Allora era così che avevano capito. Approfittando del suo ultimo momento di libertà, saltò su Skywalker. Con la sua mano sana e con quella ferita strinse la gola del povero Jedi. «Non ho bisogno di niente», urlò. «Non mi avrete mai...»
Le luci si spensero nella stanza. Le parole gli si spensero in bocca.
18
La piccola creatura debole di mente, un P’w’eck, che Luke aveva controllato, schiamazzò in preda alla confusione con tutti gli altri, senza rendersi conto che era stata la sua coda a distruggere il pannello di controllo e a far spegnere le luci della cabina. Luke poteva solo sperare che il colpo avesse anche reso inservibili le abominevoli macchine degli alieni.

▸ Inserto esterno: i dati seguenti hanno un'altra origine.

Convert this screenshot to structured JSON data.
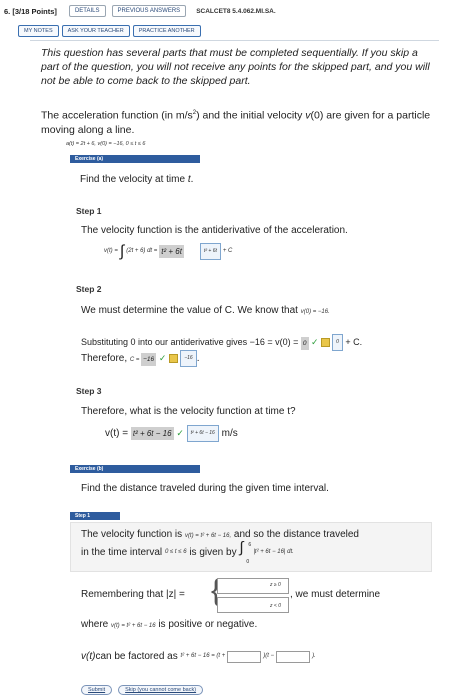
{
  "header": {
    "question_number": "6. [3/18 Points]",
    "details_label": "DETAILS",
    "previous_answers_label": "PREVIOUS ANSWERS",
    "code": "SCALCET8 5.4.062.MI.SA."
  },
  "toolbar": {
    "my_notes_label": "MY NOTES",
    "ask_teacher_label": "ASK YOUR TEACHER",
    "practice_label": "PRACTICE ANOTHER"
  },
  "notice": "This question has several parts that must be completed sequentially. If you skip a part of the question, you will not receive any points for the skipped part, and you will not be able to come back to the skipped part.",
  "problem": {
    "text_a": "The acceleration function (in m/s",
    "text_sup": "2",
    "text_b": ") and the initial velocity ",
    "text_var": "v",
    "text_c": "(0) are given for a particle moving along a line.",
    "given": "a(t) = 2t + 6,   v(0) = −16,   0 ≤ t ≤ 6"
  },
  "exercise_a": {
    "bar_label": "Exercise (a)",
    "prompt_a": "Find the velocity at time ",
    "prompt_var": "t",
    "prompt_b": ".",
    "step1": {
      "label": "Step 1",
      "text": "The velocity function is the antiderivative of the acceleration.",
      "lhs": "v(t) = ",
      "integral_sign": "∫",
      "integrand": "(2t + 6) dt = ",
      "entered": "t² + 6t",
      "answer": "t² + 6t",
      "plus_c": "+ C"
    },
    "step2": {
      "label": "Step 2",
      "text": "We must determine the value of C. We know that ",
      "known": "v(0) = −16.",
      "sub_text": "Substituting 0 into our antiderivative gives −16 = v(0) = ",
      "entered_zero": "0",
      "answer_zero": "0",
      "plus_c": "+ C.",
      "therefore": "Therefore, ",
      "c_lhs": "C = ",
      "entered_c": "−16",
      "answer_c": "−16",
      "period": "."
    },
    "step3": {
      "label": "Step 3",
      "text": "Therefore, what is the velocity function at time t?",
      "lhs": "v(t) = ",
      "entered": "t² + 6t − 16",
      "answer": "t² + 6t − 16",
      "units": "m/s"
    }
  },
  "exercise_b": {
    "bar_label": "Exercise (b)",
    "prompt": "Find the distance traveled during the given time interval.",
    "step1": {
      "bar_label": "Step 1",
      "text_a": "The velocity function is ",
      "vel": "v(t) = t² + 6t − 16,",
      "text_b": " and so the distance traveled",
      "text_c": "in the time interval ",
      "interval": "0 ≤ t ≤ 6",
      "text_d": " is given by ",
      "integral_sign": "∫",
      "lower": "0",
      "upper": "6",
      "integrand": "|t² + 6t − 16| dt.",
      "remember": "Remembering that |z| = ",
      "case1": "z ≥ 0",
      "case2": "z < 0",
      "we_must": ", we must determine",
      "where": "where ",
      "where_vel": "v(t) = t² + 6t − 16",
      "pos_neg": " is positive or negative.",
      "factored_a": "v(t)",
      "factored_b": " can be factored as ",
      "factored_expr": "t² + 6t − 16 = (t +",
      "factored_mid": ")(t −",
      "factored_end": ")."
    },
    "submit_label": "Submit",
    "skip_label": "Skip (you cannot come back)"
  }
}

Anche al buio poteva distinguere fra Dev e gli alieni tramite le loro presenze nella Forza. Un individuo fisicamente potente corse con passo pesante verso un portello chiuso.
Luke si era già liberato dei legacci con l’aiuto della Forza. Liberandosi facilmente di Dev, saltò a terra. La testa non gli faceva più male, ma la gamba destra era insensibile. Era costretto a barcollare verso sinistra. «Dev», gridò, «infilati sotto qualcosa o ti calpesteranno.»
«Agli ordini!» La voce di Dev era tremante per l’euforia.
La cosa più dura negli ultimi minuti era stare fermo mentre sentiva che Dev oscillava tra la determinazione e la paura. Luke avrebbe tanto voluto non avere perso il suo fulminatore, o almeno averne un altro con cui armare Dev.
Da un luogo sicuro accanto alla paratia, Luke tese in avanti la mano destra e cercò di visualizzare la sua spada laser. Non doveva essere troppo lontana. Meno di un secondo più tardi, sentì il suo peso rassicurante sul palmo. «Sei giù, Dev?» gridò sopra la cacofonia di suoni ssi-ruuvi.